Stoddart notes that what once felt unsustainable often becomes familiar. Constant tension turns into background noise. Exhaustion feels expected, and the baseline for what is acceptable keeps moving.
Still functioning begins to feel like stability. In reality, it reflects adaptation to strain rather than balance.
Why Collapse Feels Sudden
When health issues, addiction escalation, or career disruption finally surface, they often feel abrupt. Stoddart explains that these moments rarely arise unexpectedly. They reflect prolonged stress that went unaddressed because performance masked the damage.
By the time functioning breaks, options narrow. Recovery becomes reactive instead of preventative. Relationships strain. Health consequences take longer to reverse. Careers are facing disruptions that might have been avoided earlier.

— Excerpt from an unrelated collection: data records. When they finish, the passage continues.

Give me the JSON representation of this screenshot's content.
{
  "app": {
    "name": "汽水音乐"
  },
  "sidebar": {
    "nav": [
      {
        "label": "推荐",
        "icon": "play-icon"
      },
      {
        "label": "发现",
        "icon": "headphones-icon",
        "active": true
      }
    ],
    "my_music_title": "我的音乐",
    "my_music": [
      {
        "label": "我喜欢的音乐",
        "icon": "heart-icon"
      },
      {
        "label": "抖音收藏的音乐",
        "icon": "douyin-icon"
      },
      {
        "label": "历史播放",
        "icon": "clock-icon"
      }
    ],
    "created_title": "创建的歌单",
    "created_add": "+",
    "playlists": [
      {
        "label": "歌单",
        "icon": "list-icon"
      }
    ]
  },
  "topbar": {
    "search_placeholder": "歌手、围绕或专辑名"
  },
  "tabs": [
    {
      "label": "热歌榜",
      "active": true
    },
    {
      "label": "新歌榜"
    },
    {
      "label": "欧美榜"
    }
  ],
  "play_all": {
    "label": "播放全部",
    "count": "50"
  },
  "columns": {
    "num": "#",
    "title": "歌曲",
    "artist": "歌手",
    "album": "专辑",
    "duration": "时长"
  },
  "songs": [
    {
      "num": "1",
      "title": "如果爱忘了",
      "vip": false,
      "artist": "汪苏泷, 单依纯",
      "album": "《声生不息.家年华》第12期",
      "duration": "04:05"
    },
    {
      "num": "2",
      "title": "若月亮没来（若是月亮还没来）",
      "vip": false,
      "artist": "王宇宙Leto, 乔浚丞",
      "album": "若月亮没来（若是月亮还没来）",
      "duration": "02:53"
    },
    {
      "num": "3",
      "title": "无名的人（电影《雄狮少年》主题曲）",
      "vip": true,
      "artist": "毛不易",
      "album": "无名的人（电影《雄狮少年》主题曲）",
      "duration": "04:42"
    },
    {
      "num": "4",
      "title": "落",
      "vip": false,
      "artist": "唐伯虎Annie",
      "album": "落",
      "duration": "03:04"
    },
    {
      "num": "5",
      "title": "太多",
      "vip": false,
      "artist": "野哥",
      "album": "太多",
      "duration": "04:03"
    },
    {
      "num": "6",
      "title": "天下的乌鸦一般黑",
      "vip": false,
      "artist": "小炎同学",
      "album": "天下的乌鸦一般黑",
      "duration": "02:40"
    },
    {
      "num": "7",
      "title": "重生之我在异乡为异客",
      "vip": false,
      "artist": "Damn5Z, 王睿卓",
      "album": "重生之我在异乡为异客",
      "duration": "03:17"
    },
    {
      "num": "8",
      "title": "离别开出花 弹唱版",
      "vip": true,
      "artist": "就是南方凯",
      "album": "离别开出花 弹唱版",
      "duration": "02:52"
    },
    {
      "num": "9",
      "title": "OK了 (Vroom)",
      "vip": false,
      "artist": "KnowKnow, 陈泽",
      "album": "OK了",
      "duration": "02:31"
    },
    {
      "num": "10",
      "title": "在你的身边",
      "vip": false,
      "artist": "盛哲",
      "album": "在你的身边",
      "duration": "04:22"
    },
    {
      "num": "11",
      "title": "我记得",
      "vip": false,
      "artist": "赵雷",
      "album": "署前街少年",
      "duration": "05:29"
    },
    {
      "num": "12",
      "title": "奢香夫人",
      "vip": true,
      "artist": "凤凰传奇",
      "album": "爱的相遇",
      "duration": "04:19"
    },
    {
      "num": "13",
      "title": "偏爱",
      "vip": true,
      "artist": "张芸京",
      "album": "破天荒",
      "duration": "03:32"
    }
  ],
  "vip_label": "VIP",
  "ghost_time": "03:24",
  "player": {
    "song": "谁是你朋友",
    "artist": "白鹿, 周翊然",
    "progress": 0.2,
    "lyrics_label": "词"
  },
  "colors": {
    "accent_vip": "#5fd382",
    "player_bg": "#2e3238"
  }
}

This is why Stoddart concentrates on the stage before collapse rather than the moment after it.
Why Early Intervention Preserves Control
Waiting for performance to decline is costly. The longer someone operates in a high-risk functioning state, the more deeply unhealthy patterns take root. Identity becomes tied to output; the rest feels unsafe, and change feels threatening.
Stoddart emphasizes that addressing strain while someone is still functioning preserves agency. It creates choice. People can redesign routines, expectations, and boundaries before damage compounds.
The goal is not to reduce ambition. It is to build a structure where performance does not require self-destruction.
Reframing Functioning as a Warning Signal
A key shift Stoddart helps people make involves redefining what functioning actually means. Output alone does not equal stability. If performance depends on suppression, numbing, or exhaustion, functioning signals strain rather than strength.
Seeing this clearly changes timing. It allows earlier action. Most importantly, it restores control before options narrow.
Building Success That Lasts
Sustainable performance does not come from endless endurance. It comes from systems that support recovery, honest feedback, and realistic limits. Resilience is not about pushing indefinitely. It is about recognizing pressure early and responding with intention.
This is where Stoddart focuses his work. He helps high performers identify risk while they are still delivering results, not after collapse forces change. By addressing issues early, people maintain control over their health, careers, and identity.
Stoddart’s approach centers on building lasting success. Not success held together by exhaustion or denial, but performance supported by sustainable systems. The most effective time to act is not after everything falls apart. It is earlier, when results are still strong, and there is room to choose a better path forward.